Driving an electric car is, for the most part, exactly like driving an internal combustion engine vehicle, except when it comes to refueling. Charging an electric car can often take hours at a time, but China is making a push to support technology that could cut that down to just minutes.
According to a Bloomberg report, which cites sources close to the matter, the Chinese government is pushing for common industry standards on battery swapping technology. The standards would allow EV drivers to change the depleted batteries in their cars for fully charged ones, rather than having to charge from an electricity source.

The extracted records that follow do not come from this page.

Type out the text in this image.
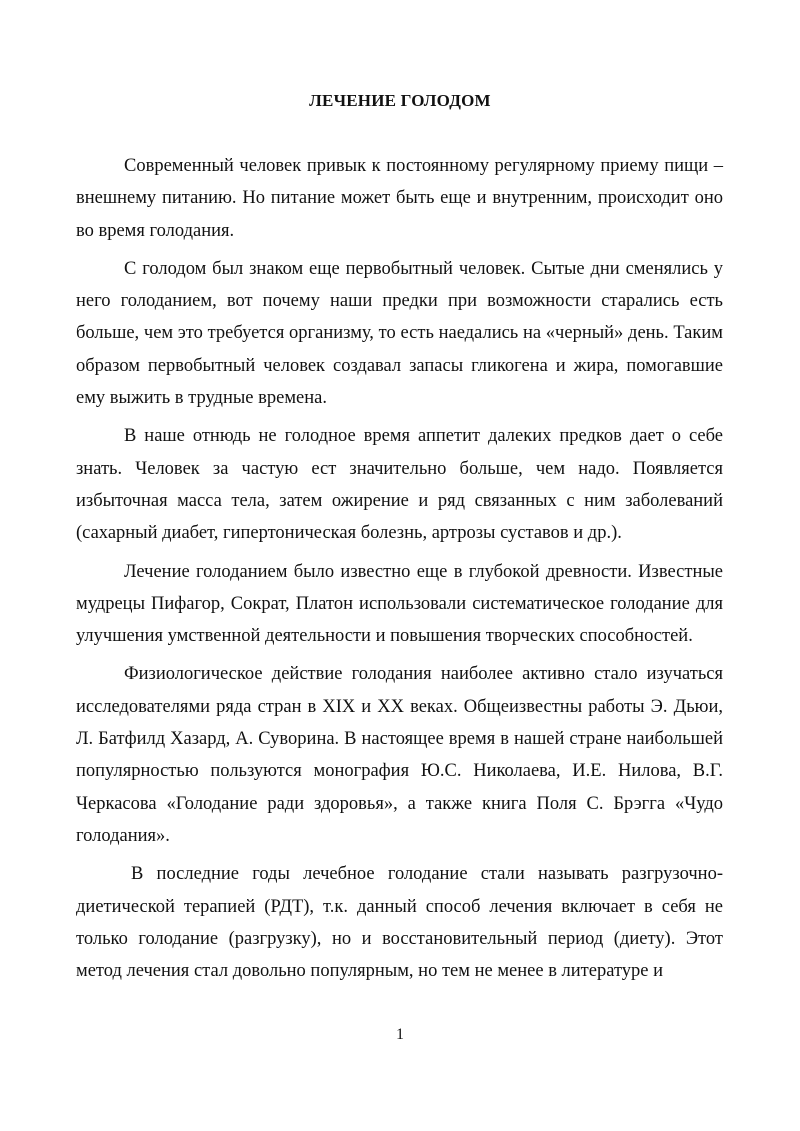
ЛЕЧЕНИЕ ГОЛОДОМ

Современный человек привык к постоянному регулярному приему пищи – внешнему питанию. Но питание может быть еще и внутренним, происходит оно во время голодания.

С голодом был знаком еще первобытный человек. Сытые дни сменялись у него голоданием, вот почему наши предки при возможности старались есть больше, чем это требуется организму, то есть наедались на «черный» день. Таким образом первобытный человек создавал запасы гликогена и жира, помогавшие ему выжить в трудные времена.

В наше отнюдь не голодное время аппетит далеких предков дает о себе знать. Человек за частую ест значительно больше, чем надо. Появляется избыточная масса тела, затем ожирение и ряд связанных с ним заболеваний (сахарный диабет, гипертоническая болезнь, артрозы суставов и др.).

Лечение голоданием было известно еще в глубокой древности. Известные мудрецы Пифагор, Сократ, Платон использовали систематическое голодание для улучшения умственной деятельности и повышения творческих способностей.

Физиологическое действие голодания наиболее активно стало изучаться исследователями ряда стран в XIX и XX веках. Общеизвестны работы Э. Дьюи, Л. Батфилд Хазард, А. Суворина. В настоящее время в нашей стране наибольшей популярностью пользуются монография Ю.С. Николаева, И.Е. Нилова, В.Г. Черкасова «Голодание ради здоровья», а также книга Поля С. Брэгга «Чудо голодания».

В последние годы лечебное голодание стали называть разгрузочно-диетической терапией (РДТ), т.к. данный способ лечения включает в себя не только голодание (разгрузку), но и восстановительный период (диету). Этот метод лечения стал довольно популярным, но тем не менее в литературе и

1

One of the biggest hindrances with owning an EV is the time it takes to charge its batteries. An on-the-go battery swapping system would create a big opportunity for infrastructure not too dissimilar from conventional filling stations.
In principle, EV drivers would be able to go to a battery swap station, have their old flat batteries removed, and new fully charged ones put in. The process could take minutes; no longer than it would take to fill a fuel tank.
Another potential plus point is that electric vehicles could be sold without batteries, making them cheaper. Batteries would then be leased or bought on a separate plan based on the individual needs of the buyer, making them cost effective.
A big ask of electric car makers
It sounds great, but it’s not going to be easy. A number of companies have tried over the years, but none have succeeded in consumer markets yet.
One startup called Better Place trialed its battery swap technology in Tel Aviv, Israel between 2007 and 2013, and only managed to sell 500 cars. It went defunct after losing over $800 million.
Manufacturers just didn’t buy into Better Place’s vision. French marque Renault was the only automaker to give it a shot, and at that it made only one vehicle compatible with Better Place’s tech.
Chinese car maker BAIC BluePark New Energy Technology Co. reportedly already has 187 battery-swap stations across 15 cities in China. But those are used solely to support 16,000 electric taxis.
Given the size of the Chinese EV market and having government support, its car industry might be able to make progress where others have failed. But the same can’t be said for western markets.
If swappable car batteries are going to become a reality, the tech needs to be supported by as many car brands as possible, and that’s a big ask.